Davantage de demandeurs d’asile pourraient faire une demande de permis de travail dans les mois à venir, rapporte le Guardian. Mais les chiffres montrent que la nouvelle loi n’a, pour le moment, quasiment pas modifié la situation des réfugiés en ce qui concerne l’emploi. C’est peut-être que parce que, en l’appliquant, les entrepreneurs turcs seraient obligés de payer aux réfugiés un salaire minimum. 

L’accord entre l’Union européenne et la Turquie visant à renvoyer en Turquie les réfugiés arrivant en Grèce, a été défendu par l’UE, en vertu de la force prétendue du nouveau droit turc du travail pour procurer aux migrants un droit à travailler et aussi, parce qu’Ankara s’est engagé à respecter les règles internationales sur la protection des réfugiés.

Selon le même journal, l’aspect le plus problématique de la nouvelle loi consiste à ce que les demandeurs d’asile ne peuvent pas faire la demande d’un permis de travail avant d’avoir reçu un contrat officiel de la part d’un employeur potentiel. Beaucoup d’entre eux comptent sur la main-d’œuvre bon marché constituée par les demandeurs d’asile qu’ils peuvent payer à des niveaux inférieurs au salaire minimum.

Pour ou contre ?

Les demandeurs d’asile et les entreprises qui les aident à faire les demandes de permis ont critiqué la situation indiquant que, pour les migrants, le risque d’être exploités restait malgré tout trop important.

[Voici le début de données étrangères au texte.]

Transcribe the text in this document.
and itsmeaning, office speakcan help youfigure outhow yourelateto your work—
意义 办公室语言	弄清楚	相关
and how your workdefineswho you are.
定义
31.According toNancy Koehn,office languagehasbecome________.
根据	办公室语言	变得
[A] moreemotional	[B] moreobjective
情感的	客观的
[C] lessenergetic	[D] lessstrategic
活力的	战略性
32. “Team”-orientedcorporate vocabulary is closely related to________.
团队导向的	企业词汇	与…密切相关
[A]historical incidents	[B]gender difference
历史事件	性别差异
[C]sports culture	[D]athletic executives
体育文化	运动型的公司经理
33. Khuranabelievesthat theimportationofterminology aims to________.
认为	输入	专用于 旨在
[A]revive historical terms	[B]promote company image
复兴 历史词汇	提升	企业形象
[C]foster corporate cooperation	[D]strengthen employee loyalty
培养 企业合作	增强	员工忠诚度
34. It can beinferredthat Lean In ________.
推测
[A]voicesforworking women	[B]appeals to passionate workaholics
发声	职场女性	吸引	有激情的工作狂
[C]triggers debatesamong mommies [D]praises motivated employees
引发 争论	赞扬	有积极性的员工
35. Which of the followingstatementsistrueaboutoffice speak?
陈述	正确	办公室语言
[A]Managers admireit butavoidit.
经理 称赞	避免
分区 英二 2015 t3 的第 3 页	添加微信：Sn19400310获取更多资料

A noter que l'Organisation internationale du travail (OIT) a indiqué que la loi était considérée comme un progrès, même si elle n’allait pas assez loin. «Au final, c’est une excellente occasion et un pas important fait par le gouvernement», a expliqué le directeur de l'OIT en Turquie Numan Özcan.

«Ce n’est pas un permis général pour tout le monde. Dans certains secteurs, cela va marcher mieux que dans d’autres. [Mais] pour l’instant ces gens n’avaient pas la possibilité de travailler légalement et aujourd’hui ils ont cette possibilité», a-t-il poursuivi.

Néanmoins, le nombre stupéfiant de Syriens cherchant du travail en Turquie veut dire que même si certains demandent à ce que leurs droits soient respectés lorsqu’ils travaillent, les employeurs ne s’y conformeront pas tous parce qu’un autre demandeur d’asile sera disposé à travailler à un tarif inférieur à celui au salaire minimum légal, a commenté un travailleur.

«La loi n’a rien changé», a fait savoir au Guardian Mohamed Deeb Aqra, un travailleur âgé de 48 ans qui ne travaille pas selon les nouvelles normes légales. «Si je demande un contrat, il [mon patron] me licenciera. Il y a tant de Syriens qui cherchent un travail, que je peux être facilement remplacé».